Agenda Digitale dimenticata dalla politica? Il “digitale” interessa o non interessa?
È chiaro che in questi giorni politicamente convulsi il digitale è passato in secondo piano.
A parer mio, una visione più digitale avrebbe consentito processi trasparenti e inclusivi anche a supporto di alcune scelte e decisioni importanti quale, ad esempio, la scelta dei candidati alla Presidenza della Repubblica. Forse sono ingenuo ad affermare ciò.
Il sondaggio sul portale del MoVimento 5 Stelle per definire il candidato M5S è stato criticato per mancanza di trasparenza (!) e poca rappresentatività. Circa la rappresentatività mi piace ricordare la regola (non regola) del 1 + 9 + 90 che disegna il comportamento sui media sociali: 1 pubblica una notizia (scrive un post), 9 la commentano o la condividono, 90 la leggono e basta. Questa regola sottolinea un approccio culturale ancora molto analogico. L’evoluzione al digitale è un processo sicuramente lungo e complesso e deve essere agevolato dalla politica che deve interpretare i driver e trasformarli in processi e organizzazione. Il M5S si sta muovendo in questa direzione utilizzando la rete per includere i cittadini in processi decisionali nel governo del territorio (Parma per esempio e il progetto Parlamento Elettronico in rool-out in queste settimane), accorciando la distanza tra cittadino (attivo) e politico (cittadino eletto).
La mia sensazione è che il Governo Letta non sia così proteso a sostenere questo cambiamento. Vedendo il “braccio di ferro” tra PD e PDL per l’assegnazione di poltrone e responsabilità, mi viene da pensare che il focus sia ancora sulla detenzione dei luoghi di potere e non su come agevolare il processo di concretizzazione dell’Agenda Digitale.

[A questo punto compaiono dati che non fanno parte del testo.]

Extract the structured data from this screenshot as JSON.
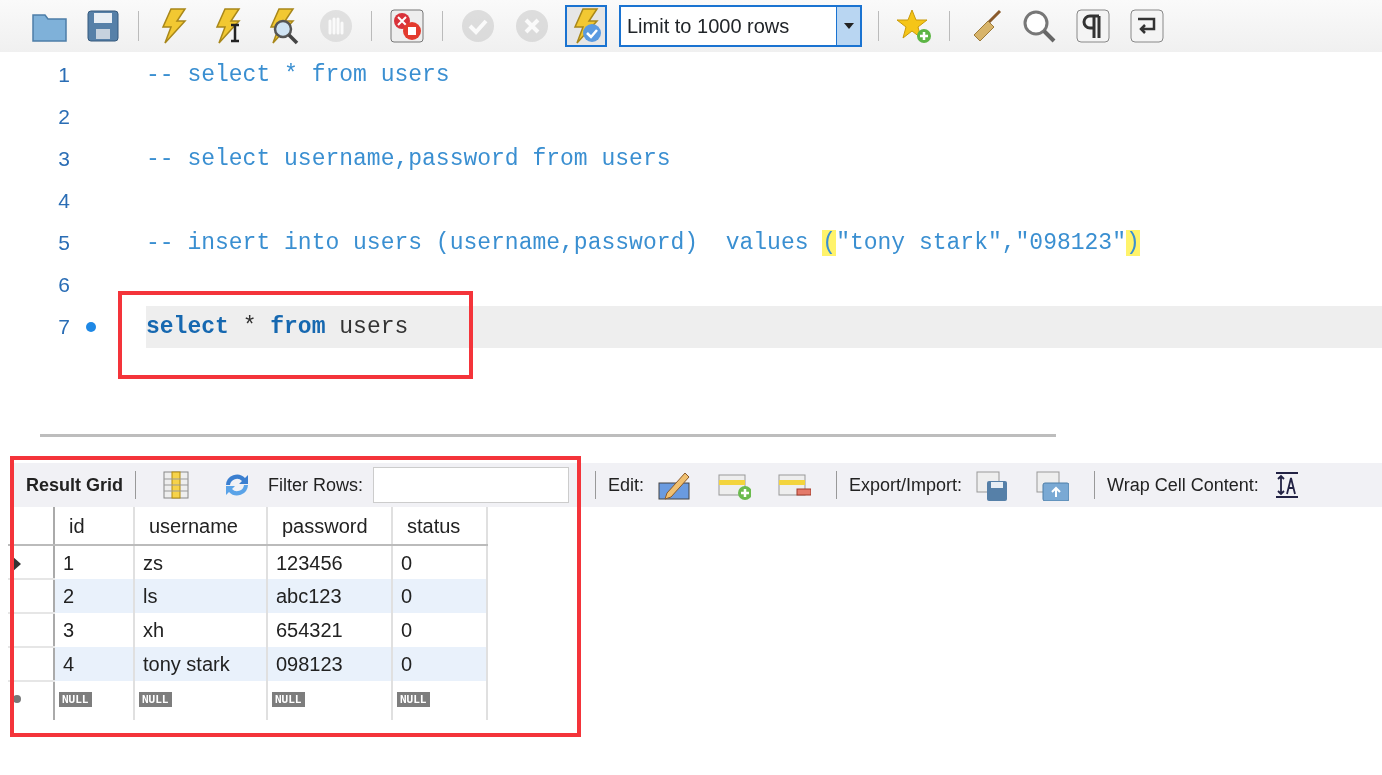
{
  "toolbar": {
    "items": [
      {
        "kind": "folder",
        "disabled": false,
        "pressed": false
      },
      {
        "kind": "save",
        "disabled": false,
        "pressed": false
      },
      {
        "kind": "separator"
      },
      {
        "kind": "execute",
        "disabled": false,
        "pressed": false
      },
      {
        "kind": "execute-current",
        "disabled": false,
        "pressed": false
      },
      {
        "kind": "explain",
        "disabled": false,
        "pressed": false
      },
      {
        "kind": "stop",
        "disabled": true,
        "pressed": false
      },
      {
        "kind": "separator"
      },
      {
        "kind": "stop-on-error",
        "disabled": false,
        "pressed": false
      },
      {
        "kind": "separator"
      },
      {
        "kind": "commit",
        "disabled": true,
        "pressed": false
      },
      {
        "kind": "rollback",
        "disabled": true,
        "pressed": false
      },
      {
        "kind": "autocommit",
        "disabled": false,
        "pressed": true
      },
      {
        "kind": "select",
        "value": "Limit to 1000 rows"
      },
      {
        "kind": "separator"
      },
      {
        "kind": "bookmark",
        "disabled": false,
        "pressed": false
      },
      {
        "kind": "separator"
      },
      {
        "kind": "beautify",
        "disabled": false,
        "pressed": false
      },
      {
        "kind": "find",
        "disabled": false,
        "pressed": false
      },
      {
        "kind": "invisibles",
        "disabled": false,
        "pressed": false
      },
      {
        "kind": "wrap",
        "disabled": false,
        "pressed": false
      }
    ]
  },
  "editor": {
    "lines": [
      {
        "number": "1",
        "current": false,
        "marker": false,
        "annotated": false,
        "tokens": [
          {
            "kind": "comment",
            "text": "-- select * from users"
          }
        ]
      },
      {
        "number": "2",
        "current": false,
        "marker": false,
        "annotated": false
      },
      {
        "number": "3",
        "current": false,
        "marker": false,
        "annotated": false,
        "tokens": [
          {
            "kind": "comment",
            "text": "-- select username,password from users"
          }
        ]
      },
      {
        "number": "4",
        "current": false,
        "marker": false,
        "annotated": false
      },
      {
        "number": "5",
        "current": false,
        "marker": false,
        "annotated": false,
        "tokens": [
          {
            "kind": "comment",
            "text": "-- insert into users (username,password)  values "
          },
          {
            "kind": "bracket",
            "text": "("
          },
          {
            "kind": "comment",
            "text": "\"tony stark\",\"098123\""
          },
          {
            "kind": "bracket",
            "text": ")"
          }
        ]
      },
      {
        "number": "6",
        "current": false,
        "marker": false,
        "annotated": false
      },
      {
        "number": "7",
        "current": true,
        "marker": true,
        "annotated": true,
        "tokens": [
          {
            "kind": "keyword",
            "text": "select"
          },
          {
            "kind": "plain",
            "text": " * "
          },
          {
            "kind": "keyword",
            "text": "from"
          },
          {
            "kind": "plain",
            "text": " users"
          }
        ]
      }
    ]
  },
  "result_grid": {
    "annotated": true,
    "toolbar": [
      {
        "kind": "title",
        "text": "Result Grid"
      },
      {
        "kind": "separator"
      },
      {
        "kind": "grid-columns"
      },
      {
        "kind": "refresh"
      },
      {
        "kind": "label",
        "text": "Filter Rows:"
      },
      {
        "kind": "field"
      },
      {
        "kind": "separator"
      },
      {
        "kind": "label",
        "text": "Edit:"
      },
      {
        "kind": "edit"
      },
      {
        "kind": "add-row"
      },
      {
        "kind": "delete-row"
      },
      {
        "kind": "separator"
      },
      {
        "kind": "label",
        "text": "Export/Import:"
      },
      {
        "kind": "export"
      },
      {
        "kind": "import"
      },
      {
        "kind": "separator"
      },
      {
        "kind": "label",
        "text": "Wrap Cell Content:"
      },
      {
        "kind": "wrap-cell"
      }
    ],
    "columns": [
      "id",
      "username",
      "password",
      "status"
    ],
    "rows": [
      {
        "current": true,
        "cells": [
          "1",
          "zs",
          "123456",
          "0"
        ]
      },
      {
        "current": false,
        "cells": [
          "2",
          "ls",
          "abc123",
          "0"
        ]
      },
      {
        "current": false,
        "cells": [
          "3",
          "xh",
          "654321",
          "0"
        ]
      },
      {
        "current": false,
        "cells": [
          "4",
          "tony stark",
          "098123",
          "0"
        ]
      }
    ],
    "new_row": [
      "NULL",
      "NULL",
      "NULL",
      "NULL"
    ]
  }
}
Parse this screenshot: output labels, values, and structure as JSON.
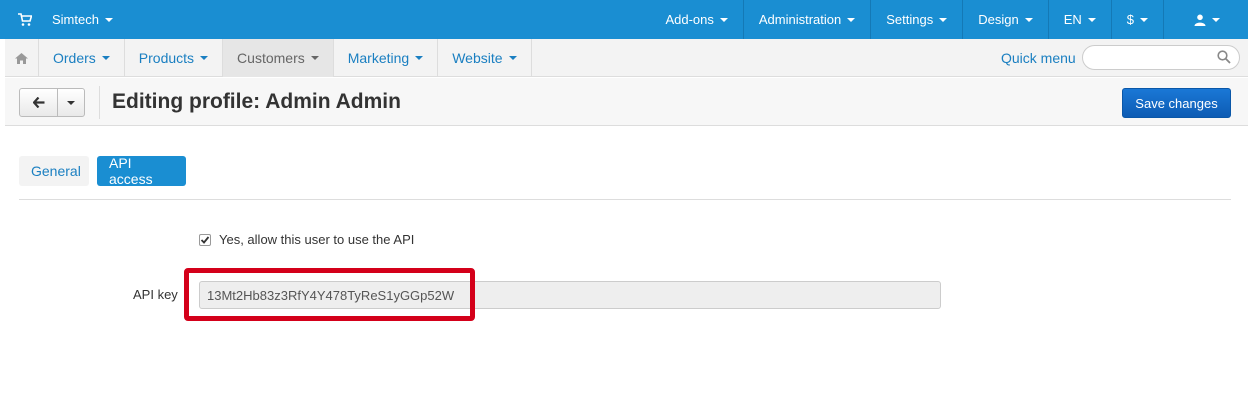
{
  "topbar": {
    "store_name": "Simtech",
    "menu": [
      "Add-ons",
      "Administration",
      "Settings",
      "Design",
      "EN",
      "$"
    ],
    "user_icon": "user-icon",
    "cart_icon": "cart-icon",
    "bg_color": "#1a8ed2"
  },
  "nav": {
    "home_icon": "home-icon",
    "items": [
      "Orders",
      "Products",
      "Customers",
      "Marketing",
      "Website"
    ],
    "active": "Customers",
    "quick_menu": "Quick menu",
    "search_placeholder": ""
  },
  "header": {
    "title": "Editing profile: Admin Admin",
    "back_icon": "arrow-left-icon",
    "save_label": "Save changes"
  },
  "tabs": [
    {
      "label": "General",
      "active": false
    },
    {
      "label": "API access",
      "active": true
    }
  ],
  "form": {
    "allow_api_label": "Yes, allow this user to use the API",
    "allow_api_checked": true,
    "api_key_label": "API key",
    "api_key_value": "13Mt2Hb83z3RfY4Y478TyReS1yGGp52W"
  }
}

Nelle aziende l’ICT decide le politiche digitali aziendali di concerto con il management.
Così nel Governo si dovrebbe individuare una figura (anche un “visionario”), alle dirette dipendenze del Presidente del Consiglio, responsabile delle politiche digitali e che abbia l’autorevolezza necessaria per coordinare anche i ministeri “pesanti”, come Mise e Miur, le strategie delle Regioni e degli enti locali.
L’Agenzia per l’Italia Digitale diventa il braccio operativo che concretizza le scelte governative.
La frammentazione tra Miur, Mise, Funzione pubblica, … sulle deleghe dell’Agenda Digitale fanno perdere efficacia all’azione del Governo, già viziata da un ritardo di 2 anni.
Ci sono peraltro alcuni temi assolutamente scottanti nell’area Comunicazioni.
La gestione delle frequenze, per esempio che non può essere di competenza di politici di “area Mediaset”. Occorre sistemare le questioni relative allo spettro delle frequenze e valorizzarle correttamente con un orizzonte superiore ai cinque anni, fornendo così più certezze agli operatori, e garantendo allo Stato maggiori entrate. Parallelamente intervenire sulla Rai, Azienda di Stato, impostando un piano industriale strategico, guardando a cosa sta succedendo nel mondo sul tema OTT TV, per esempio. Allora perché non dividere la Rai che raccoglie la pubblicità sul mercato e privatizzarla? E quindi perché non assegnare alla RAI “rimanente” un multiplex di servizio pubblico, con quattro-cinque canali dei quali, uno generalista e altri tematici e di info-tainment, tipo Rai Scuola o Rai Storia, tutti finanziati solo con il canone e senza pubblicità?
Temi forti, attuali e complessi che devono essere affrontati con un processo decisionale trasparente e inclusivo. Gli “addetti ai lavori” lo chiedono a gran voce e sono stanchi di questo traccheggiare tipico della vecchia politica. Chiediamo al nuovo Governo un gesto forte per accorciare la filiera, includere i cittadini, ridare credibilità.